The United States bishops are calling on people this Labor Day to consider the U.S. economy “from the ‘bottom up’”, in other words, from a justice perspective that has people considering how their economic habits, such as work, investments and spending, affect the poor and vulnerable workers.

In the bishops’ annual Labor Day statement, Bishop Nicholas DiMarzio said these reflections should be based on the teaching of Pope John Paul II on work and workers.

Pope John Paul said that trade unions have “the Church’s defense and approval,” and that unions are an “indispensable element of social life, especially in modern industrial societies,” noted the chairman of the bishops’ domestic policy committee.

His successor, Pope Benedict XVI, affirmed this teaching, insisting it is “necessary to witness in contemporary society to the ‘Gospel of Work,’ of which John Paul II spoke in his encyclical Laborem Exercens.”

“However, on Labor Day 2005, there are some daunting challenges to how we live ‘the Gospel of Work,’ and how we respect the dignity of work and the rights of workers today,” Bishop DiMarzio said.

“In this economy many are moving forward, reaping the rewards of their education, skills and hard work.
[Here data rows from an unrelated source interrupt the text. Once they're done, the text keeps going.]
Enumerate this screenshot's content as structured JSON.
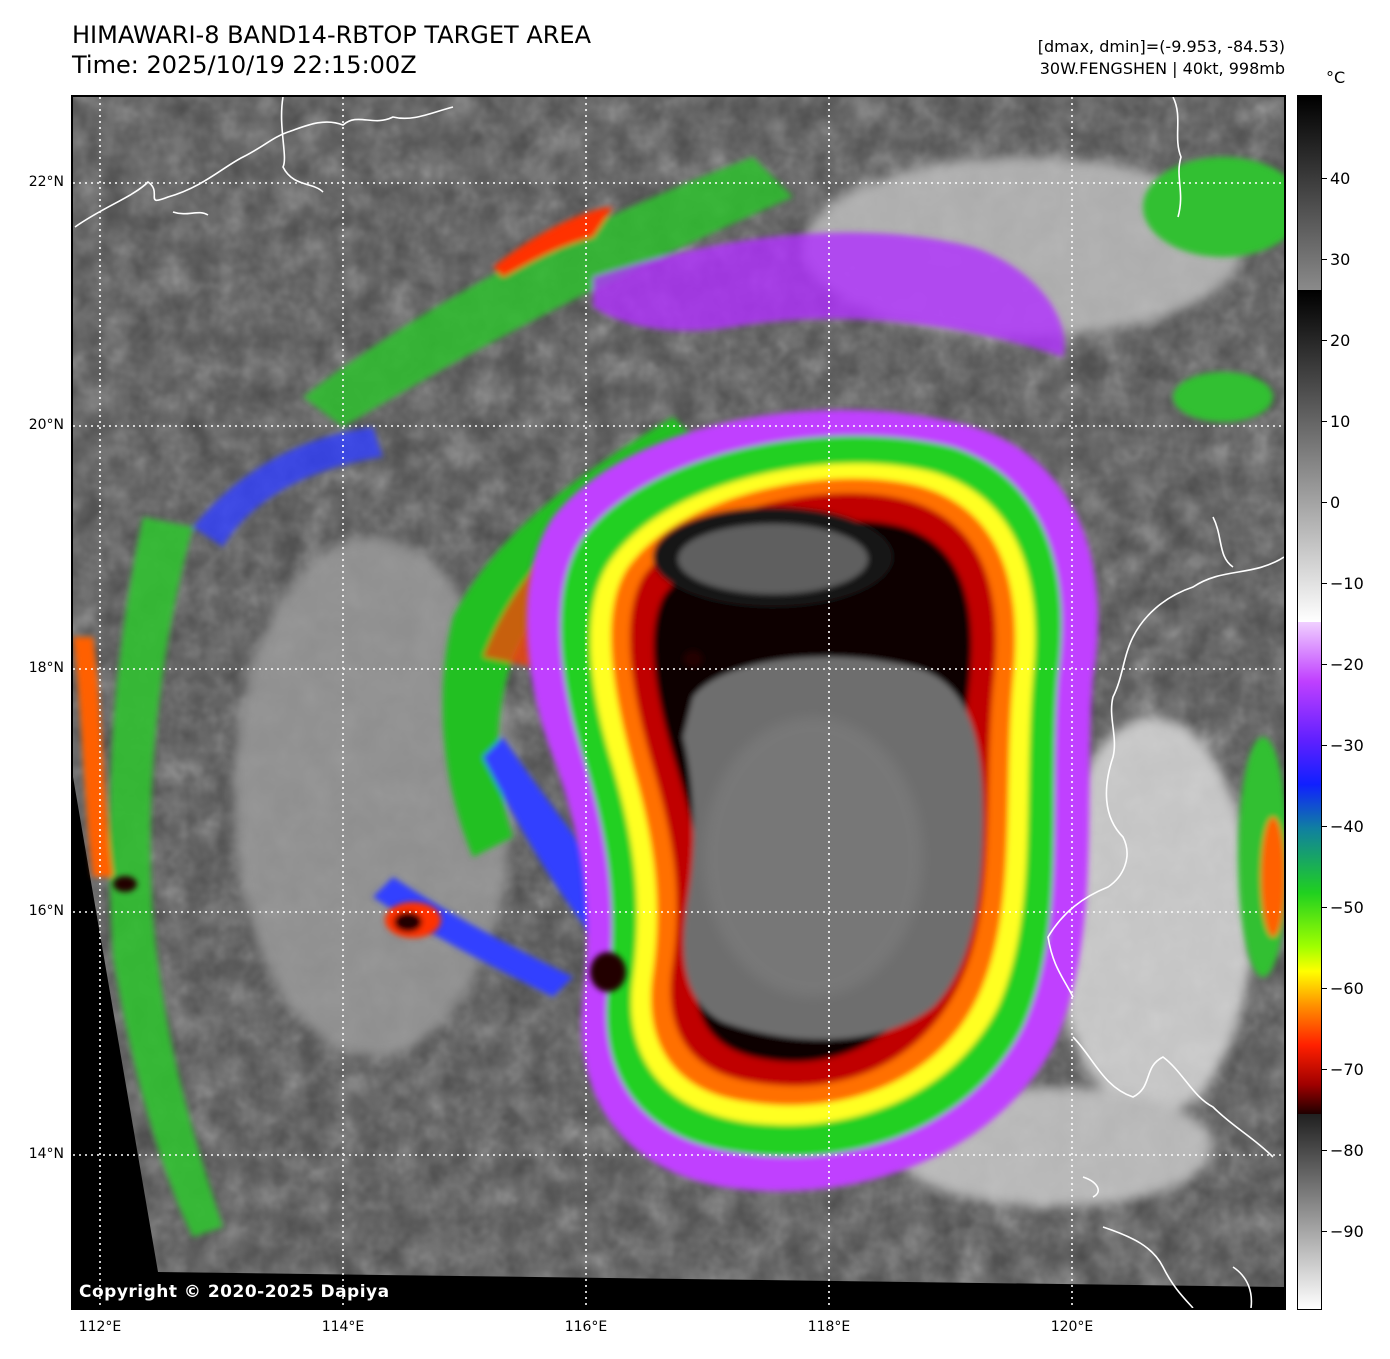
{
  "header": {
    "title_line1": "HIMAWARI-8 BAND14-RBTOP TARGET AREA",
    "title_line2": "Time: 2025/10/19 22:15:00Z",
    "info_line1": "[dmax, dmin]=(-9.953, -84.53)",
    "info_line2": "30W.FENGSHEN | 40kt, 998mb"
  },
  "map": {
    "latitude_labels": [
      "22°N",
      "20°N",
      "18°N",
      "16°N",
      "14°N"
    ],
    "longitude_labels": [
      "112°E",
      "114°E",
      "116°E",
      "118°E",
      "120°E"
    ],
    "copyright": "Copyright © 2020-2025 Dapiya"
  },
  "colorbar": {
    "unit": "°C",
    "tick_labels": [
      "40",
      "30",
      "20",
      "10",
      "0",
      "−10",
      "−20",
      "−30",
      "−40",
      "−50",
      "−60",
      "−70",
      "−80",
      "−90"
    ],
    "range_c": [
      -100,
      50
    ]
  },
  "colors": {
    "gray_band_top": "#202020",
    "magenta_band": "#c040ff",
    "blue_band": "#1020ff",
    "green_band": "#20c020",
    "yellow_band": "#ffff00",
    "orange_band": "#ff8000",
    "red_band": "#d00000",
    "black_band": "#000000",
    "coastline": "#ffffff",
    "grid": "#ffffff"
  }
}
Others can be left behind, hungry, homeless, or poor, often struggling with rent or paying for decent health insurance.

“Families in the middle can be one lost job, one major illness, one unanticipated setback away from serious economic trouble. As their children grow, parents are faced with balancing the costs of education and saving for their own retirement,” he said.

Bishop DiMarzio pointed to troubling signs that reflect these pressures in the current economy: Growing conflict about the obligations of employers to their workers; full-time workers receiving minimum wage fall below the poverty line; there is insecurity about who will pay pension benefits; immigrants are scapegoats in the difficult economic climate; the Central American Free Trade Agreement passed Congress.

The Catholic tradition offers a different way of thinking about the economy, which the bishops expressed in their statement “A Catholic Framework for Economic Life.”

Catholic teaching states that the fundamental moral measure of any economy is how the poor and vulnerable are faring; that all people, to the extent they are able, have a corresponding duty to work, a responsibility to provide for the needs of their families, and an obligation to contribute to the broader society; that workers, owners, managers, stock-holders, and consumers are moral agents in economic life; and that the global economy has moral dimensions and human consequences, the bishops said in their statement.

“To move forward, our nation needs a strong and growing economy, strong and productive businesses and industries, and a strong and united labor movement,” Bishop DiMarzio said.

“In Catholic teaching, it is up to workers to choose how they wish to be represented in the workplace, and they should be able to make these decisions freely without intimidation or reprisal. When management and union representatives negotiate a contract or settle disputes, they should pursue justice and fairness, not just economic advantage.”